# measuring statistical dependence with Hilbert-Schmidt norms

This is another very popular kernel-based approach fro detecting dependence which is called HSIC(Hilbert-Schmidt Independence Criteria). It's based on the eigenspectrum of covariance operators in reproducing kernel Hilbert spaces(RKHSs).This approach is simple and no user-defined regularisation is needed. Exponential convergence is guaranteed, so convergence is fast.

## Background

Before the proposal of HSIC, there are already a few kernel-based independence detecting methods. Bach[] proposed a regularised correlation operator which is derived from the covariance and cross-covariance operators, and its largest singular value was used as a static to test independence. Gretton et al.[] used the largest singular value of the cross-covariance operator which resulted constrained covariance(COCO). HSIC is a extension of the concept COCO by using the entire spectrum of cross-covariance operator to determine when all its singular values are zero rather than just looking the largest singular value.

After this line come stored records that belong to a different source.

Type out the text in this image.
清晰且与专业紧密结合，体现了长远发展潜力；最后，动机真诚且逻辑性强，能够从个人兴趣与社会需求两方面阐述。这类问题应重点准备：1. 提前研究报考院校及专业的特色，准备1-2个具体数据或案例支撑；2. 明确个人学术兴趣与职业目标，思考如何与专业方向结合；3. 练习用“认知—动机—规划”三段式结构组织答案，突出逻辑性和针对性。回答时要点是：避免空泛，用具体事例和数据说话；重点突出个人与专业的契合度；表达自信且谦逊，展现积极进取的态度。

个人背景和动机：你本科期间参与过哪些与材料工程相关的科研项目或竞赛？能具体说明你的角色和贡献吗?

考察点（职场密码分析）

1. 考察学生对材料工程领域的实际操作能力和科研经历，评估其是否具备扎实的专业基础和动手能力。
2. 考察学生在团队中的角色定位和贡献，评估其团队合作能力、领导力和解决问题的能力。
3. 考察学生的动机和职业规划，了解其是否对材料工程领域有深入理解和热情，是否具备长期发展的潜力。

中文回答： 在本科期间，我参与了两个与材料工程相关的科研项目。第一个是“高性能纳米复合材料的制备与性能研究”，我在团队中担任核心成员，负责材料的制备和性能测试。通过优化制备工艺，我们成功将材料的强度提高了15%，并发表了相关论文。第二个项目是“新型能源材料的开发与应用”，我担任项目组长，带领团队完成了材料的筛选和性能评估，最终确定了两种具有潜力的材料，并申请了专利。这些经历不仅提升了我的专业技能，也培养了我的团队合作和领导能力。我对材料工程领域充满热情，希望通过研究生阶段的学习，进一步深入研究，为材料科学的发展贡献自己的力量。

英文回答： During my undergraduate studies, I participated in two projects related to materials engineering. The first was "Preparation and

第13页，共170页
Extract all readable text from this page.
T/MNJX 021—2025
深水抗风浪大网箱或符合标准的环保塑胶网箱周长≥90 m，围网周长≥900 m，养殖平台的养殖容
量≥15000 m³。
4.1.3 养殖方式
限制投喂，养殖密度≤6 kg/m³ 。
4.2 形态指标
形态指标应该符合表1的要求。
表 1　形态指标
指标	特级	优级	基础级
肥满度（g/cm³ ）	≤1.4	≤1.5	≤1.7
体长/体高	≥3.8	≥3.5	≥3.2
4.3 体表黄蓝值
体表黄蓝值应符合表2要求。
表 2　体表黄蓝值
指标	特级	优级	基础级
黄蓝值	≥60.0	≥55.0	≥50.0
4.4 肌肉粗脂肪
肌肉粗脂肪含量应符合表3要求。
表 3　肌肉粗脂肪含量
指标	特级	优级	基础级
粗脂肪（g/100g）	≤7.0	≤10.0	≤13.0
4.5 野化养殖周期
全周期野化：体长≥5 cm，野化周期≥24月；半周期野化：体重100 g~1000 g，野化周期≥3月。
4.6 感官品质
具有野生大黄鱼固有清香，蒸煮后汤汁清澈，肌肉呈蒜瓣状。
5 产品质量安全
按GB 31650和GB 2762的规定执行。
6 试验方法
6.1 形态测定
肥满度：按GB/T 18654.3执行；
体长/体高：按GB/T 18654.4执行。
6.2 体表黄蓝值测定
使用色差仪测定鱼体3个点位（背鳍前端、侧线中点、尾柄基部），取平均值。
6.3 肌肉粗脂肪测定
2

## Cross-Covariance Operators

Hilbert-Schmidt Norm. Denote by $\mathit{C}:\mathcal{G}\to\mathcal{F}$ a linear operator. Provided the sum converges, the HS norm of $\mathit{C}$ is defined as

$||\mathit{C}||^2_{HS}:=\sum_{i,j}\lt \mathit{C}v_i,u_j\gt _\mathcal{F}^2$

Where $v_i,u_j$ are orthonormal bases of $\mathcal{G}$ and $\mathcal{F}$ respectively.

Hilbert-Schmidt Operator is defined based on the definition of Hilbert Schmidt norm as

$\lt \mathit{C},\mathit{D}\gt {HS}:=\sum_{i,j}\lt \mathit{C}v_i,u_j\gt _\mathcal{F}\lt \mathit{D}v_i,u_j\gt _\mathcal{F}$

Tensor Product. Let $f\in \mathcal{F}$ and $g\in \mathcal{G}$. The tensor product operator $f\otimes g:\mathcal{G}\to \mathcal{F}$ is defined as

$(f\otimes g)h:=f\lt g,h\gt _\mathcal{G}$ for all $h\in \mathcal{G}$

Cross-Covariance Operator associated with the joint measure $p_{x,y}$ on $(\mathcal{X}\times\mathcal{Y},\Gamma\times\Lambda)$ is a linear operator $C_{xy}:\mathcal{G}\to \mathcal{F}$ defined as

$C_{xy}:=E_{x,y}[(\theta (x)-\mu_x)\otimes (\psi (y)-\mu_y)]=E_{x,y}[\theta (x)\otimes \psi (y)]-\mu_x\otimes\mu_y$

## Hilbert-Schmidt Independence Criterion

Given separable RKHSs $\mathcal{F},\mathcal{G}$ and a joint measure $p_{xy}$ over $(\mathcal{X}\times\mathcal{Y},\Gamma\times\Lambda)$, HSIC is defined as the squared HS-norm of the associated cross-covariance operator $C_{xy}$:

$HSIC(p_{xy},\mathcal{F},\mathcal{G}):=||C_{xy}||_{HS}^2$

According to Gretton et al., the largest singular value $||C_{xy}||_{HS}=0$ if and only if x and y are independent. Since $||C_{xy}=0||_S$ if and only if $||C_{xy}||_{HS}=0$, so $||C_{xy}||_{HS}=0$ if and only if x and y are independent. Therefore, HSIC can be used as a independence criteria.

## Estimator of HSIC

Let $Z:={(x_1,y_1),\dots,(x_m,y_m)}\subseteq \mathcal{X}\times\mathcal{Y}$ be a series of m independent observations drawn from $p_{xy}$. An empirical estimator of HSIC, written HSIC(Z,\mathcal{F},\mathcal{G}) is given by

$HSIC(Z,\mathcal{F},\mathcal{G}):=(m-1)^{-2}trKHLH$

where $H,K,L\in \mathbb{R}^{m\times m},K_{ij}:=k(x_i,x_j),L_{i,j}:=l(y_i,y_j) and H_{ij}:=\delta_{ij}-m^{-1}$. It can be proved that the bias of the empirical HSIC is at $\mathnormal{O}(m^{-1})$.

## References

[1] Gretton, Arthur, et al. "Measuring statistical dependence with Hilbert-Schmidt norms." Algorithmic learning theory. Springer Berlin Heidelberg, 2005.

[2] Fukumizu, Kenji, Francis R. Bach, and Michael I. Jordan. "Kernel dimension reduction in regression." The Annals of Statistics 37.4 (2009): 1871-1905.

[3] Bach, Francis R., and Michael I. Jordan. "Kernel independent component analysis." The Journal of Machine Learning Research 3 (2003): 1-48.

[4] Baker, Charles R. "Joint measures and cross-covariance operators." Transactions of the American Mathematical Society 186 (1973): 273-289.